The aim of this article is to explore when it makes sense to be a multi-product business and when it doesn’t. I’ll do this by looking at several companies who make many different products.
Almost every company sells multiple products, but in a lot of cases they’re variations on the same product. An example of a single product company is Jaguar. They sell cars. I’m simplifying somewhat, because they also sell t-shirts and other branded merchandise, but it’s a small part of their overall sales.
Compare this to BMW. They sell cars and motorbikes. They’re a multi-product business. Conceivably BMW can leverage the supply chain, distribution channels, and technology of the car side of the business to have a competitive advantage in the motorbike business.
An example of an extreme multi-product business is Google. Between 2011 and 2013 they closed 70 services. Google’s product strategy has historically involved trying lots of different things, and seeing what sticks. This is fuelled by the 20% time given to engineers to work on their own projects, some of which become new Google services.
Why could Google justify having so many products?
- They could attach their adverts to any new products / services, which gave them instant access to a business model.
- They could leverage existing infrastructure to easily deploy and scale new services.
- Demand for new services can be driven from existing services (e.g. featuring them on the Google homepage).
In the digital world, there are many mini Googles when it comes to product strategy. Companies develop their brand and infrastructure, and then the number of products they have proliferates.
37Signals, which began with Basecamp, expanded to have 7 other products/services before paring it back to just Basecamp. Having so many services was spreading their efforts too thinly.
One company which has benefited greatly from a multi-product strategy is Apple. Their core products are Macs, iPods, iPhones, and iPads.
The release of the iPod was a boon for Mac sales. This is because the iPod was more affordable than Macs, so many people had their first experience of an Apple product via iPods. Subsequently a percentage of these iPod customers became Mac customers. This is known as the halo effect.

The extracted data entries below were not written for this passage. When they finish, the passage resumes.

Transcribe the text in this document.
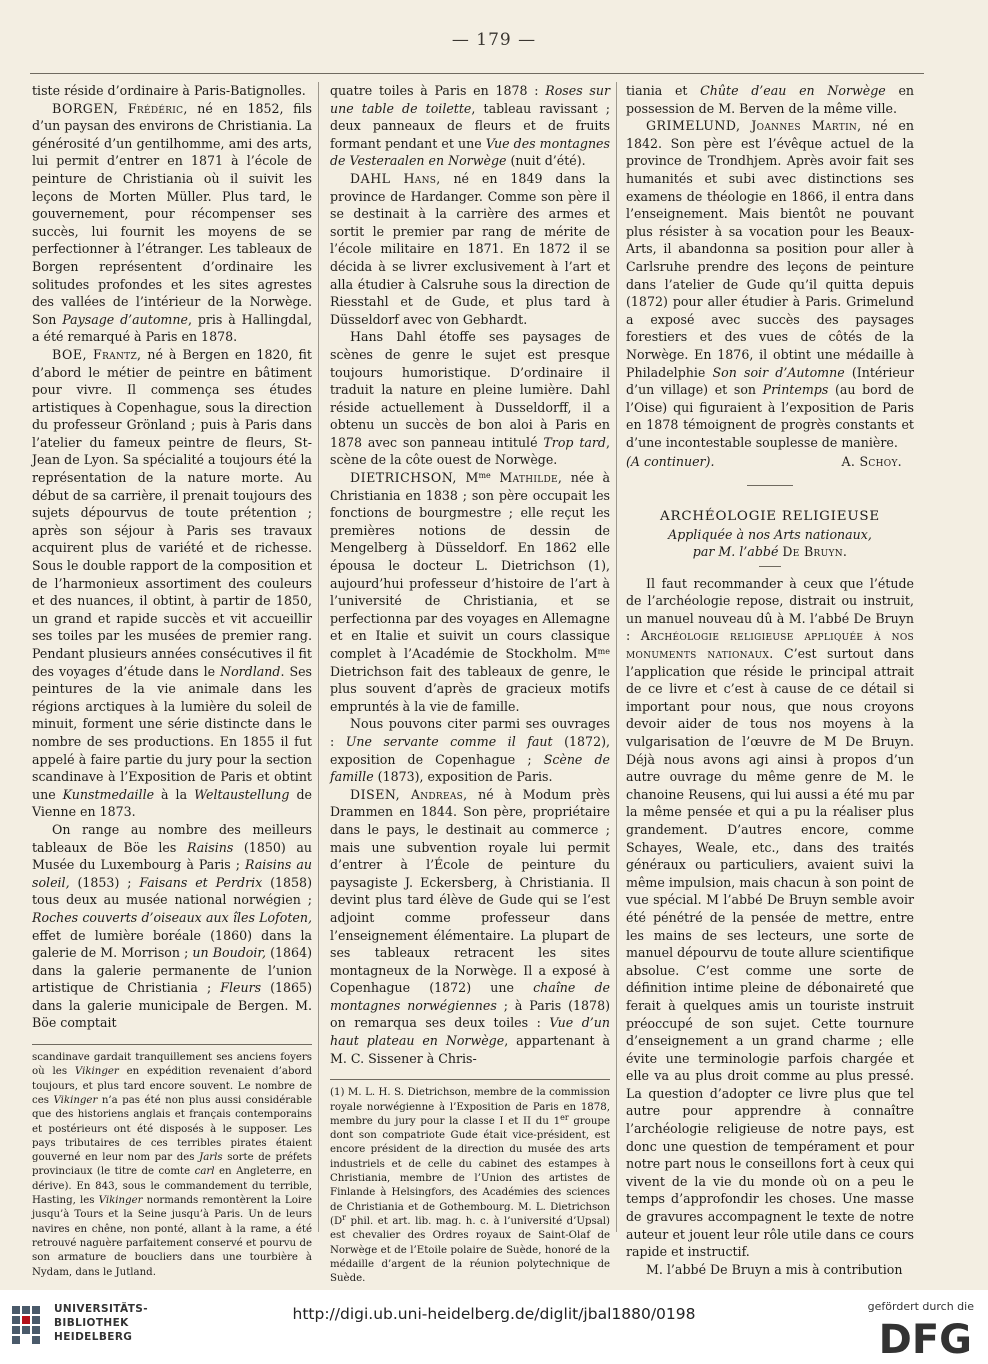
— 179 —

tiste réside d’ordinaire à Paris-Batignolles.

BORGEN, Frédéric, né en 1852, fils d’un paysan des environs de Christiania. La générosité d’un gentilhomme, ami des arts, lui permit d’entrer en 1871 à l’école de peinture de Christiania où il suivit les leçons de Morten Müller. Plus tard, le gouvernement, pour récompenser ses succès, lui fournit les moyens de se perfectionner à l’étranger. Les tableaux de Borgen représentent d’ordinaire les solitudes profondes et les sites agrestes des vallées de l’intérieur de la Norwège. Son Paysage d’automne, pris à Hallingdal, a été remarqué à Paris en 1878.

BOE, Frantz, né à Bergen en 1820, fit d’abord le métier de peintre en bâtiment pour vivre. Il commença ses études artistiques à Copenhague, sous la direction du professeur Grönland ; puis à Paris dans l’atelier du fameux peintre de fleurs, St-Jean de Lyon. Sa spécialité a toujours été la représentation de la nature morte. Au début de sa carrière, il prenait toujours des sujets dépourvus de toute prétention ; après son séjour à Paris ses travaux acquirent plus de variété et de richesse. Sous le double rapport de la composition et de l’harmonieux assortiment des couleurs et des nuances, il obtint, à partir de 1850, un grand et rapide succès et vit accueillir ses toiles par les musées de premier rang. Pendant plusieurs années consécutives il fit des voyages d’étude dans le Nordland. Ses peintures de la vie animale dans les régions arctiques à la lumière du soleil de minuit, forment une série distincte dans le nombre de ses productions. En 1855 il fut appelé à faire partie du jury pour la section scandinave à l’Exposition de Paris et obtint une Kunstmedaille à la Weltaustellung de Vienne en 1873.

On range au nombre des meilleurs tableaux de Böe les Raisins (1850) au Musée du Luxembourg à Paris ; Raisins au soleil, (1853) ; Faisans et Perdrix (1858) tous deux au musée national norwégien ; Roches couverts d’oiseaux aux îles Lofoten, effet de lumière boréale (1860) dans la galerie de M. Morrison ; un Boudoir, (1864) dans la galerie permanente de l’union artistique de Christiania ; Fleurs (1865) dans la galerie municipale de Bergen. M. Böe comptait

scandinave gardait tranquillement ses anciens foyers où les Vikinger en expédition revenaient d’abord toujours, et plus tard encore souvent. Le nombre de ces Vikinger n’a pas été non plus aussi considérable que des historiens anglais et français contemporains et postérieurs ont été disposés à le supposer. Les pays tributaires de ces terribles pirates étaient gouverné en leur nom par des Jarls sorte de préfets provinciaux (le titre de comte carl en Angleterre, en dérive). En 843, sous le commandement du terrible, Hasting, les Vikinger normands remontèrent la Loire jusqu’à Tours et la Seine jusqu’à Paris. Un de leurs navires en chêne, non ponté, allant à la rame, a été retrouvé naguère parfaitement conservé et pourvu de son armature de boucliers dans une tourbière à Nydam, dans le Jutland.

quatre toiles à Paris en 1878 : Roses sur une table de toilette, tableau ravissant ; deux panneaux de fleurs et de fruits formant pendant et une Vue des montagnes de Vesteraalen en Norwège (nuit d’été).

DAHL Hans, né en 1849 dans la province de Hardanger. Comme son père il se destinait à la carrière des armes et sortit le premier par rang de mérite de l’école militaire en 1871. En 1872 il se décida à se livrer exclusivement à l’art et alla étudier à Calsruhe sous la direction de Riesstahl et de Gude, et plus tard à Düsseldorf avec von Gebhardt.

Hans Dahl étoffe ses paysages de scènes de genre le sujet est presque toujours humoristique. D’ordinaire il traduit la nature en pleine lumière. Dahl réside actuellement à Dusseldorff, il a obtenu un succès de bon aloi à Paris en 1878 avec son panneau intitulé Trop tard, scène de la côte ouest de Norwège.

DIETRICHSON, $M^{me}$ Mathilde, née à Christiania en 1838 ; son père occupait les fonctions de bourgmestre ; elle reçut les premières notions de dessin de Mengelberg à Düsseldorf. En 1862 elle épousa le docteur L. Dietrichson (1), aujourd’hui professeur d’histoire de l’art à l’université de Christiania, et se perfectionna par des voyages en Allemagne et en Italie et suivit un cours classique complet à l’Académie de Stockholm. $M^{me}$ Dietrichson fait des tableaux de genre, le plus souvent d’après de gracieux motifs empruntés à la vie de famille.

Nous pouvons citer parmi ses ouvrages : Une servante comme il faut (1872), exposition de Copenhague ; Scène de famille (1873), exposition de Paris.

DISEN, Andreas, né à Modum près Drammen en 1844. Son père, propriétaire dans le pays, le destinait au commerce ; mais une subvention royale lui permit d’entrer à l’École de peinture du paysagiste J. Eckersberg, à Christiania. Il devint plus tard élève de Gude qui se l’est adjoint comme professeur dans l’enseignement élémentaire. La plupart de ses tableaux retracent les sites montagneux de la Norwège. Il a exposé à Copenhague (1872) une chaîne de montagnes norwégiennes ; à Paris (1878) on remarqua ses deux toiles : Vue d’un haut plateau en Norwège, appartenant à M. C. Sissener à Chris-

(1) M. L. H. S. Dietrichson, membre de la commission royale norwégienne à l’Exposition de Paris en 1878, membre du jury pour la classe I et II du 1er groupe dont son compatriote Gude était vice-président, est encore président de la direction du musée des arts industriels et de celle du cabinet des estampes à Christiania, membre de l’Union des artistes de Finlande à Helsingfors, des Académies des sciences de Christiania et de Gothembourg. M. L. Dietrichson ($D^r$ phil. et art. lib. mag. h. c. à l’université d’Upsal) est chevalier des Ordres royaux de Saint-Olaf de Norwège et de l’Etoile polaire de Suède, honoré de la médaille d’argent de la réunion polytechnique de Suède.

tiania et Chûte d’eau en Norwège en possession de M. Berven de la même ville.

GRIMELUND, Joannes Martin, né en 1842. Son père est l’évêque actuel de la province de Trondhjem. Après avoir fait ses humanités et subi avec distinctions ses examens de théologie en 1866, il entra dans l’enseignement. Mais bientôt ne pouvant plus résister à sa vocation pour les Beaux-Arts, il abandonna sa position pour aller à Carlsruhe prendre des leçons de peinture dans l’atelier de Gude qu’il quitta depuis (1872) pour aller étudier à Paris. Grimelund a exposé avec succès des paysages forestiers et des vues de côtés de la Norwège. En 1876, il obtint une médaille à Philadelphie Son soir d’Automne (Intérieur d’un village) et son Printemps (au bord de l’Oise) qui figuraient à l’exposition de Paris en 1878 témoignent de progrès constants et d’une incontestable souplesse de manière.

(A continuer).	A. Schoy.
ARCHÉOLOGIE RELIGIEUSE
Appliquée à nos Arts nationaux,
par M. l’abbé De Bruyn.

Il faut recommander à ceux que l’étude de l’archéologie repose, distrait ou instruit, un manuel nouveau dû à M. l’abbé De Bruyn : Archéologie religieuse appliquée à nos monuments nationaux. C’est surtout dans l’application que réside le principal attrait de ce livre et c’est à cause de ce détail si important pour nous, que nous croyons devoir aider de tous nos moyens à la vulgarisation de l’œuvre de M De Bruyn. Déjà nous avons agi ainsi à propos d’un autre ouvrage du même genre de M. le chanoine Reusens, qui lui aussi a été mu par la même pensée et qui a pu la réaliser plus grandement. D’autres encore, comme Schayes, Weale, etc., dans des traités généraux ou particuliers, avaient suivi la même impulsion, mais chacun à son point de vue spécial. M l’abbé De Bruyn semble avoir été pénétré de la pensée de mettre, entre les mains de ses lecteurs, une sorte de manuel dépourvu de toute allure scientifique absolue. C’est comme une sorte de définition intime pleine de débonaireté que ferait à quelques amis un touriste instruit préoccupé de son sujet. Cette tournure d’enseignement a un grand charme ; elle évite une terminologie parfois chargée et elle va au plus droit comme au plus pressé. La question d’adopter ce livre plus que tel autre pour apprendre à connaître l’archéologie religieuse de notre pays, est donc une question de tempérament et pour notre part nous le conseillons fort à ceux qui vivent de la vie du monde où on a peu le temps d’approfondir les choses. Une masse de gravures accompagnent le texte de notre auteur et jouent leur rôle utile dans ce cours rapide et instructif.

M. l’abbé De Bruyn a mis à contribution

UNIVERSITÄTS-
BIBLIOTHEK
HEIDELBERG
http://digi.ub.uni-heidelberg.de/diglit/jbal1880/0198	gefördert durch die
DFG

Other terms which can be used to describe this effect are cross pollination and up selling.
When the iPhone was released, it was marketed as containing an iPod. This meant that many iPhone customers were upsold from iPods.
What is fascinating with Apple is the forced cross pollination which takes place through their ecosystem. Apple products are designed to work well together, meaning the functionality of an iPhone is boosted by owning a Mac, and vice-versa. The sum of the products is greater than the individual components. This is a strong multi-product business. However, with the addition of the iWatch they might stretching themselves too far.
Here are some generalisations about multi-product strategy.
The importance of cross pollination
Multi product companies work best when a customer for one product is likely to be a customer for another product that the company sells. 37Signals sells software to businesses. If they started a new product aimed at music producers, there’s very little cross over, limiting the amount of potential cross selling, and ultimately confusing the company’s positioning.
If the products integrate well together then this drives cross sales.
A company might use one product as a way of upselling to another product.
When Google creates a new product, they already have a lot of infrastructure in place. This is undoubtedly a big advantage. For example, Google have their own infrastructure for deploying web apps. They’ve already put all of the effort into developing this tool - utilising it for other products is effectively free.
However, there’s a risk with software companies having new product addiction. Once the ‘plumbing’ is in place for building and releasing web apps, why not just keep on releasing apps? The problem is it divides attention, and means there’s less energy to devote to existing products.
To use another example, just because BMW can build engines, it doesn’t mean they should be in the lawnmower business.
When a company releases a lot of products, it becomes less clear to the consumer what they stand for. One example is 3M, which produces more than 55,000 products. Most people might think of Post-it notes when they think of 3M, but this is only a small fraction of what they do.
All of the previous examples were for established businesses with pre-existing assets. What about a startup?
It’s unusual for a startup to immediately pursue a multi product business. For example, a startup selling sports shoes, shouldn’t launch simultaneously with a range of sports clothing. They should establish a reputation with a single product, then use the existing customer base to expand into complementary product lines. Ideally these complementary product lines will be at a different price point, to provide a halo effect for other product lines.